Liz Cheney: Smith report raises question for Trump DOJ nominees
Former Rep. Liz Cheney (R-Wyo.) raised questions Tuesday about President-elect Trump's choices to lead the Department of Justice (DOJ) amid fallout from special counsel Jack Smith's report about the former president's involvement in the 2021 Capitol insurrection.
“DOJ’s exhaustive and independent investigation reached the same essential conclusions as the Select Committee. All this DOJ evidence must be preserved,” Cheney wrote Tuesday in a post on the social platform X.
“But most important now, as the Senate considers confirming Trump’s Justice Department nominees: if those nominees cooperated with Trump’s deceit to overturn the 2020 election, they cannot now be entrusted with the responsibility to preserve the rule of law and protect our Republic,” she wrote.
Cheney, who served on the House Jan. 6 committee while in office, was awarded the Presidential Citizens Medal for her investigation into Trump's actions during the Capitol insurrection. She has been a fierce critic of the former president and his allies over the years.

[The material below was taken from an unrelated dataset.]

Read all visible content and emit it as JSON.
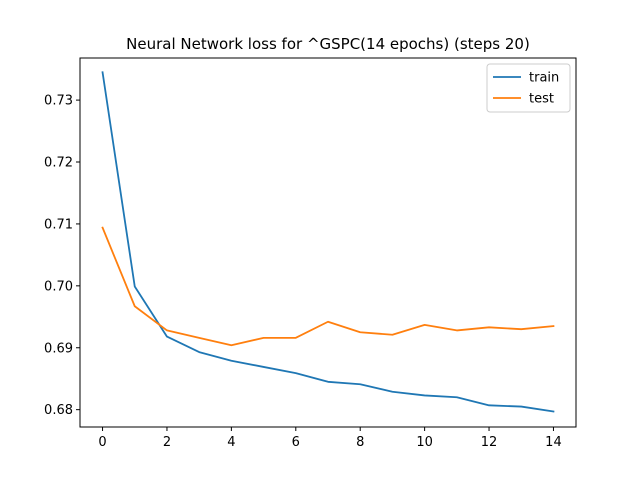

“As our framers knew, our institutions only hold when those in office are not compromised by personal loyalty to a tyrant. So this question is now paramount for Republicans: Will you faithfully perform the duties the framers assigned to you and do what the Constitution requires? Or do you lack the courage?” she concluded in her post.
Trump tapped Pam Bondi to serve as his attorney general. She was a senior adviser on Trump's first impeachment defense team.
Cheney isn’t the only official calling for the preservation of the report. Sen. Dick Durban (D-Ill.) urged leaders to take the necessary steps to retain the 174-page document, calling out comments made by incoming Trump officials.
“The President-elect’s intended nominee for Attorney General, Pam Bondi, has promised to weaponize the Department of Justice against those who were involved in these investigations, threatening: ‘When Republicans take back the White House… [t]he Department of Justice, the prosecutors will be prosecuted—the bad ones. The investigators will be investigated.’ In light of these threats, it is critical that the Department take immediate preservation steps related to these investigations and prosecutions,” Durbin, the top Democrat on the Senate Judiciary Committee, wrote.
Trump fumed about the release of the report on social media Tuesday morning, labeling Smith a “lamebrain” prosecutor amid a string of other insults directed at Democrats.
“Jack is a lamebrain prosecutor who was unable to get his case tried before the Election, which I won in a landslide. THE VOTERS HAVE SPOKEN,” he wrote Tuesday on Truth Social.